ICAJE also wants to express our gratitude to the many contributors that make the document possible. This conversation began in 2011 and has seen many important actors: the different members of ICAJE throughout these years, the many generous companions from the 6 regions of the Society that provided an initial feedback, the specialists that offered their advice and expertise to later drafts, and the support group of the Secretariat for Education of the General Curia that accompany the whole process. Our special gratitude to Fr. John O’Keefe SJ and his team and to Mr. William Kemeza because of their significant contributions to the document in its present format and style. Their contributions have made all the difference!

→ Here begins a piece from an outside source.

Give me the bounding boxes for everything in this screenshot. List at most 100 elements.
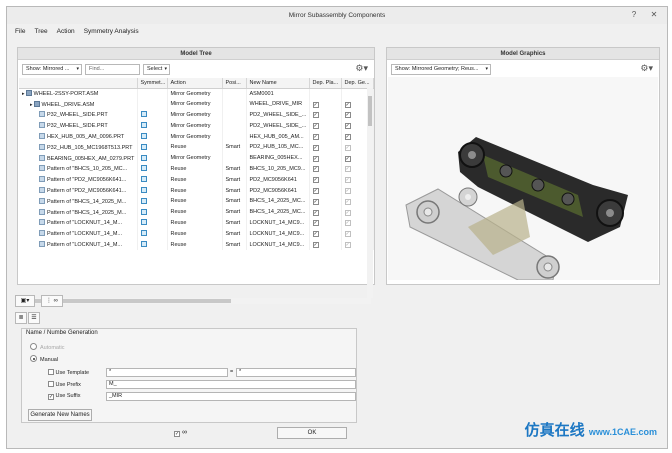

The only reason the Society of Jesus commits to continuing our educational apostolate is the unflinching conviction that today, like yesterday, schools are privileged spaces to fulfil our mission of reconciliation and justice within the framework of the four Universal Apostolic Preferences for 2019-2029 announced by Fr. General:

  1. To show the way to God through the Spiritual Exercises and discernment
  2. To walk with the poor, the outcasts of the world, those whose dignity has been violated, in a mission of reconciliation and justice
  3. To accompany the young in the creation of a hope-filled future
  4. To collaborate in the care of our Common Home

May God continue blessing the important apostolic effort that our schools do to invite the new generations to open their lives to God and embrace the education of the whole person within our humanist tradition. Let us continue the fascinating journey of Jesuit Education today and participate in the conversation that allows Jesuit Education to be always a learning and living tradition.